The ALMR has responded to the news that the introduction on a minimum unit price for alcohol will not be permitted in Wales by urging councils to work with pubs and bars, and to use existing powers to tackle instances of alcohol-related harm.
An amendment to devolve control of alcohol licensing to the Welsh Assembly was rejected by the House of Commons.
ALMR Chief Executive Kate Nicholls said: “We recognise that there are concerns around pricing, particularly around off-trade alcohol that can be bought at very little cost and consumed away from supervised premises such as pubs, bars and nightclubs. Minimum unit pricing is a very blunt tool and we do not believe that it would have had the intended effect of tackling problem drinking in Wales.

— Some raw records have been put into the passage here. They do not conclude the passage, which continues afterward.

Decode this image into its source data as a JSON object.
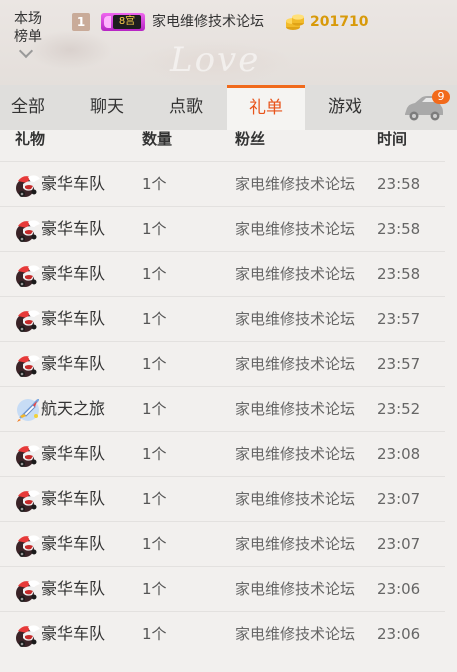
{
  "ranking": {
    "title": "本场榜单",
    "rank": "1",
    "vip_label": "8宫",
    "user_name": "家电维修技术论坛",
    "coins": "201710"
  },
  "tabs": [
    {
      "label": "全部",
      "active": false
    },
    {
      "label": "聊天",
      "active": false
    },
    {
      "label": "点歌",
      "active": false
    },
    {
      "label": "礼单",
      "active": true
    },
    {
      "label": "游戏",
      "active": false
    }
  ],
  "car": {
    "icon": "car-icon",
    "badge": "9"
  },
  "table": {
    "headers": {
      "gift": "礼物",
      "qty": "数量",
      "fan": "粉丝",
      "time": "时间"
    },
    "rows": [
      {
        "icon": "luxury-fleet-icon",
        "gift": "豪华车队",
        "qty": "1个",
        "fan": "家电维修技术论坛",
        "time": "23:58"
      },
      {
        "icon": "luxury-fleet-icon",
        "gift": "豪华车队",
        "qty": "1个",
        "fan": "家电维修技术论坛",
        "time": "23:58"
      },
      {
        "icon": "luxury-fleet-icon",
        "gift": "豪华车队",
        "qty": "1个",
        "fan": "家电维修技术论坛",
        "time": "23:58"
      },
      {
        "icon": "luxury-fleet-icon",
        "gift": "豪华车队",
        "qty": "1个",
        "fan": "家电维修技术论坛",
        "time": "23:57"
      },
      {
        "icon": "luxury-fleet-icon",
        "gift": "豪华车队",
        "qty": "1个",
        "fan": "家电维修技术论坛",
        "time": "23:57"
      },
      {
        "icon": "space-trip-icon",
        "gift": "航天之旅",
        "qty": "1个",
        "fan": "家电维修技术论坛",
        "time": "23:52"
      },
      {
        "icon": "luxury-fleet-icon",
        "gift": "豪华车队",
        "qty": "1个",
        "fan": "家电维修技术论坛",
        "time": "23:08"
      },
      {
        "icon": "luxury-fleet-icon",
        "gift": "豪华车队",
        "qty": "1个",
        "fan": "家电维修技术论坛",
        "time": "23:07"
      },
      {
        "icon": "luxury-fleet-icon",
        "gift": "豪华车队",
        "qty": "1个",
        "fan": "家电维修技术论坛",
        "time": "23:07"
      },
      {
        "icon": "luxury-fleet-icon",
        "gift": "豪华车队",
        "qty": "1个",
        "fan": "家电维修技术论坛",
        "time": "23:06"
      },
      {
        "icon": "luxury-fleet-icon",
        "gift": "豪华车队",
        "qty": "1个",
        "fan": "家电维修技术论坛",
        "time": "23:06"
      }
    ]
  },
  "colors": {
    "accent": "#f06a1c",
    "coin": "#d89a0a",
    "vip": "#c42fd0"
  }
}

“The IEA stated that it believed the risks of introducing a minimum unit price would outweigh any benefits. If local authorities in Wales have concerns, they already have sufficient powers to address them, in both the on and off-trade, and should look to use them. Figures from the IAS show that around two thirds of alcohol is bought through the off-trade and consumed away from licensed premises.
“If councils in Wales are concerned about any perceived health harms related to alcohol consumption, they would be best placed to avoid any measures that promote the responsible consumption of alcohol in a supervised environment and do more to promote it in favour of unrestricted off-trade alcohol.”